Although Berger was a product of Sparta Prague’s academy, it was Slavia Prague who the future Premier League attacker would begin his professional career with. Playing alongside future Liverpool midfielder, Vladimir Smicer, the tall left-footed winger quickly established himself in the Czech leagues, as a player who could threaten if given an inch of space.
Even the camera was shocked when that one flew in.
The football world soon took notice of Berger’s magical left foot, so it wasn’t long before the Prague man found himself in the national team’s colours – thanks to politics: first for Czechoslovakia and then the Czech Republic.

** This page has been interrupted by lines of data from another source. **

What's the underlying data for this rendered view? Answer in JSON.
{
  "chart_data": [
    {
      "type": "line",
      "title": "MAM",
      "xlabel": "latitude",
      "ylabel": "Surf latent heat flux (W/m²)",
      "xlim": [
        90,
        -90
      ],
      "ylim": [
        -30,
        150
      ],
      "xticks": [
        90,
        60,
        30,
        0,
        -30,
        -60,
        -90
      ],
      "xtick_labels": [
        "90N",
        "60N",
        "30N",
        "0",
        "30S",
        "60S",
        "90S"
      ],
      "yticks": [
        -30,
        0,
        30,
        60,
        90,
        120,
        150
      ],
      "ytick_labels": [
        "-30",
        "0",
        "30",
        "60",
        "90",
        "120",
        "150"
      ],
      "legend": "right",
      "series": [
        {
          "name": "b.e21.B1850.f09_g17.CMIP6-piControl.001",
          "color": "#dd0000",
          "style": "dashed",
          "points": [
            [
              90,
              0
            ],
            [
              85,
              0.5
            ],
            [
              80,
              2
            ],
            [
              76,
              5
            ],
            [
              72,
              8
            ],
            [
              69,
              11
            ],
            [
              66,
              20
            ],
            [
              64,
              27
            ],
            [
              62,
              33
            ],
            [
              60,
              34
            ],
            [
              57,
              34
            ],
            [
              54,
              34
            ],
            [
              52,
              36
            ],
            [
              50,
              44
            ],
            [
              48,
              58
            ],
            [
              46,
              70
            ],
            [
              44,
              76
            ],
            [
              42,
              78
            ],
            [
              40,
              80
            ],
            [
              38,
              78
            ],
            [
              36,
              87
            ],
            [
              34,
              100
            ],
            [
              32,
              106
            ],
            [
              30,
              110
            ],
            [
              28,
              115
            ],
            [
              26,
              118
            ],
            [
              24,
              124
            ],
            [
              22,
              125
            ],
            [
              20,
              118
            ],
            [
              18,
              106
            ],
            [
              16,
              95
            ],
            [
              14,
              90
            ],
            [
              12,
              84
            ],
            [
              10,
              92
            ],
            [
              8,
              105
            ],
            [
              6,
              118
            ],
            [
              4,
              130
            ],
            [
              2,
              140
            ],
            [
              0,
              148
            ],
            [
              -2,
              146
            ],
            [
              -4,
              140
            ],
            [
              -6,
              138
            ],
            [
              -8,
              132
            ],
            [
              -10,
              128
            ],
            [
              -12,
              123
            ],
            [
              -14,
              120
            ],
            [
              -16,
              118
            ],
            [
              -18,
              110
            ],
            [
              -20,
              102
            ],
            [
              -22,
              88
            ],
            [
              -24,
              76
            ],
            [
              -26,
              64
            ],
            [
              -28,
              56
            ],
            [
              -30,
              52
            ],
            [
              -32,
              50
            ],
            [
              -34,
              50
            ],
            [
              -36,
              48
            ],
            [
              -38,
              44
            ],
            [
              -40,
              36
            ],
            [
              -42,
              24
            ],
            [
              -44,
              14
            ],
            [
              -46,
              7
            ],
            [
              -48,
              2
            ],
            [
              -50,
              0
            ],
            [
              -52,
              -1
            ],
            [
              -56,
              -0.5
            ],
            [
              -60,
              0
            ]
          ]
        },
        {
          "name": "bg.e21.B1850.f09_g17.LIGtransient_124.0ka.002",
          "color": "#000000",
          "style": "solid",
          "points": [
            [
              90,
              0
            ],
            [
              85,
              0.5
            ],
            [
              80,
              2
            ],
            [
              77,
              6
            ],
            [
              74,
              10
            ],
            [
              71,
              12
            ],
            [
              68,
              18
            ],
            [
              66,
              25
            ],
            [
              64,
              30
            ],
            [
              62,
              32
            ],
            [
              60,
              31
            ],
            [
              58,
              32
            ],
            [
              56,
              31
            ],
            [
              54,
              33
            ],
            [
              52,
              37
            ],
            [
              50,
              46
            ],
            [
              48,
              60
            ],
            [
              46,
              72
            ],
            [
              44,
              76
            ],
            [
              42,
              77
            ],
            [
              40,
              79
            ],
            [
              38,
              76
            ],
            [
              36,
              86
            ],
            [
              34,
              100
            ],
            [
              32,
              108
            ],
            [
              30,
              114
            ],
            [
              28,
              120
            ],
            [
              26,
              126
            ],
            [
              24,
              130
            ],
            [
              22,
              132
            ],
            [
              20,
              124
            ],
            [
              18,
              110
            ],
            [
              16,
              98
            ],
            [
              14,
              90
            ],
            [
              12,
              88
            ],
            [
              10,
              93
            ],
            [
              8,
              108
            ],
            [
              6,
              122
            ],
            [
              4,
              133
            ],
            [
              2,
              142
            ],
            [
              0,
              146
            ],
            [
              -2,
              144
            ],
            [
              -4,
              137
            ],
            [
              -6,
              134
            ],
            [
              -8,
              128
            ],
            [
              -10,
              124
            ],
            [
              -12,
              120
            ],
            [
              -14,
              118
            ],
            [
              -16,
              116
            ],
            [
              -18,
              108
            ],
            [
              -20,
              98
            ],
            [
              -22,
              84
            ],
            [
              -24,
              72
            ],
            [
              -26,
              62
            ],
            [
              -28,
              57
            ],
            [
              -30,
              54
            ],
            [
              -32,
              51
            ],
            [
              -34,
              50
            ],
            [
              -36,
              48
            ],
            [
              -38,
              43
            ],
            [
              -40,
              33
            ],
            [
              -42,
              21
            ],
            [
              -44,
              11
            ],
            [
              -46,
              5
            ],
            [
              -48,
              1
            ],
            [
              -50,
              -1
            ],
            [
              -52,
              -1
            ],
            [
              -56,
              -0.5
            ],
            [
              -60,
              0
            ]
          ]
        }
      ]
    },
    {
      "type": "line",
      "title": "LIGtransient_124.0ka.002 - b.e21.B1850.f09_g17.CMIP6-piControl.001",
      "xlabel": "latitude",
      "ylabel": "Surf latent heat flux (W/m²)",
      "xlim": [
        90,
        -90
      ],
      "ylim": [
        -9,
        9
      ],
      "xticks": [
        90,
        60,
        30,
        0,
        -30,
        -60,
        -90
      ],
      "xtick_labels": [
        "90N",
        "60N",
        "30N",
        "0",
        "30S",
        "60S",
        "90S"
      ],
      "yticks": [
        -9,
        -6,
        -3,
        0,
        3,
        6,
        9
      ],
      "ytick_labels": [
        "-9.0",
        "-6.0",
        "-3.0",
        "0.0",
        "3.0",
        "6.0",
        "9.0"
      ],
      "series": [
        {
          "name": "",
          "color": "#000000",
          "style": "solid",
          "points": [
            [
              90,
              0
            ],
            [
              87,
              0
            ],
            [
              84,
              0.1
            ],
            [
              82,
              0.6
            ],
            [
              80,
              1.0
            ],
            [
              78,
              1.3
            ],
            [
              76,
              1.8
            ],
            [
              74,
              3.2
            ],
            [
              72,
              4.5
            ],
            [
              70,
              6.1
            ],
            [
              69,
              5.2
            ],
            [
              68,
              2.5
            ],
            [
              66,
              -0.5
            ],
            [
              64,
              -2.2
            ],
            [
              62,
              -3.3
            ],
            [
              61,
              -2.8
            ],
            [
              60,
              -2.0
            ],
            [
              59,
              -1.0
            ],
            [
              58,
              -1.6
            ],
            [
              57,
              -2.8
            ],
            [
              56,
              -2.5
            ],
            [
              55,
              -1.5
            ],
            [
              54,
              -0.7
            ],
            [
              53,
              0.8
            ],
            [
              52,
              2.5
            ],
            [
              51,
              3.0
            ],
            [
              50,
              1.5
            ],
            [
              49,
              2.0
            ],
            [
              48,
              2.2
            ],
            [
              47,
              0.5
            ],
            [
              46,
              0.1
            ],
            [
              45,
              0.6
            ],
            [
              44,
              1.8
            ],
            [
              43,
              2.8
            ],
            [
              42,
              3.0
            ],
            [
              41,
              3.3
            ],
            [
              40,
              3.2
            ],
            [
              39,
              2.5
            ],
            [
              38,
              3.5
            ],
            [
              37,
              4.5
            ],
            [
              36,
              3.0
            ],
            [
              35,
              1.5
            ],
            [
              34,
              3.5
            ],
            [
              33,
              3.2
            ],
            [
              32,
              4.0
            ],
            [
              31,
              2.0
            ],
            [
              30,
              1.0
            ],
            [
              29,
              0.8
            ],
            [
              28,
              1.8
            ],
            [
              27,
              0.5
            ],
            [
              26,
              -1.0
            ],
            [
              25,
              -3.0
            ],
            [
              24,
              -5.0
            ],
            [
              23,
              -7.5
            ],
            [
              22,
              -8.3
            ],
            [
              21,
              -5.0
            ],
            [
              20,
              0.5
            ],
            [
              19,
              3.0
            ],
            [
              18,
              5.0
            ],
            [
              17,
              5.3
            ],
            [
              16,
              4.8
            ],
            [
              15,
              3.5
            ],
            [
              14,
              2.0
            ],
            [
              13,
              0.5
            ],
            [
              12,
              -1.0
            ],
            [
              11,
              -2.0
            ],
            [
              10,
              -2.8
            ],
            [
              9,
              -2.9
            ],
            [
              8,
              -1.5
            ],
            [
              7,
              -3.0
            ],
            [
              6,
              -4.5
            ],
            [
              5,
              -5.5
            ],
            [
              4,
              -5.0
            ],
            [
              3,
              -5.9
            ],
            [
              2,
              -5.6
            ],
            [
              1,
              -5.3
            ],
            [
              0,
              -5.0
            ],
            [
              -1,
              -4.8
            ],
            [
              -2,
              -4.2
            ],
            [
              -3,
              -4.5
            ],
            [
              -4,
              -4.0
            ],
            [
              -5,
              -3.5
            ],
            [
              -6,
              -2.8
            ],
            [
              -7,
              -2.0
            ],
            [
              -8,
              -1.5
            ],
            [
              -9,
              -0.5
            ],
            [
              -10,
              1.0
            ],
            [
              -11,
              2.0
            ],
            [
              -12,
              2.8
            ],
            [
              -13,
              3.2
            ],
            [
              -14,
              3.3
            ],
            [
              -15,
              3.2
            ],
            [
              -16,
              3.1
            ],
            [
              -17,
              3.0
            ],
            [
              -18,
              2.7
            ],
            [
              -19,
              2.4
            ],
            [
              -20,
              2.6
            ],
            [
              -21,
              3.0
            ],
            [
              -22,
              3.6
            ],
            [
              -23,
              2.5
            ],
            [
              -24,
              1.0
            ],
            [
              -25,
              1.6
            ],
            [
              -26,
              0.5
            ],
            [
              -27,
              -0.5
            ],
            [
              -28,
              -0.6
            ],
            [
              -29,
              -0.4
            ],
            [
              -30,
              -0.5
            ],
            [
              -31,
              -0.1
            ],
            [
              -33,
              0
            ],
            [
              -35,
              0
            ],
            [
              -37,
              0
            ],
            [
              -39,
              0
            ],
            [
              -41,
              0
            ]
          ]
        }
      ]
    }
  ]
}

Arguably, Berger was part of his nation’s best ever period, the squad in 2000 added Tomas Rosicky and Jan Koller to the 1996 European Championship side which finished runners up – a duo which would have been massive in the final against Germany where Berger played alongside future Ballon d’Or winner, Pavel Nedved.
When thinking of left wingers, especially in today’s era of football, not many fit into the category of the Prague midfielder; great in stature, unrivalled technical ability, yet, still, a powerful and gifted dribbler.
Gareth Bale comes to mind, but as the Welshman is quicker, realistically, Berger’s ability was somewhere between the scale of Gareth Bale to Marko Arnautovic. Of course, in terms of beating defenders and pace, the Madrid forward excels much more – but what about technical ability? Berger’s free-kicks were just as impressive.
It was goals like this which has cemented the Czech man’s legacy at Anfield. The Bundesliga winner soon attracted interest from England – and didn’t forget his wand when making the move to Merseyside.
Is this the best goal of the former Liverpool man’s career? It’s certainly up there. Most players attempting a volley of such difficulty would result in an inevitable “wheyyyy” from the crowd – and those not mocking the wayward shot are the supporters protecting themselves from a ball flying towards row z.
Patrik Berger Goal – Liverpool 2 Tottenham Hotspur 0 – Premiership (9/4/00) https://t.co/7kPwbSt1wc
— JURRRRGEN (@Clarke180808) April 2, 2016
A big game player; Berger announced himself to the Liverpool with frequent goals in big games, including a hat-trick against Chelsea. But also, contributing to Liverpool’s Treble in 2001 under Gerard Houllier – assisting Michael Owen to win the FA Cup Final.
The Czech winger added something different to the Liverpool team. It’s rare that a traditional winger is able to threaten from both sides of the pitch, as well as from range. A player that left defenders like Tony Hibbert bamboozled.
Usually, the only thing defenders would have to worry about is pace – showing a quick winger outside to contain the player from deep – but with players like Patrik Berger, how much space could you give? The wide-midfielder from Prague only needed the slightest of angles to unleash an accurate left-footed strike into the goal.
The winger who had scored an impressive 18 goals in 40 caps for his country was part of an era of Czech’s finest. But notably, there were visible similarities between the play-styles of the Eastern European’s.
From Berger to Nedved, Rosicky, and Poborsky, the Czech Republic was creating players with impeccable technical ability. Precision from Prague.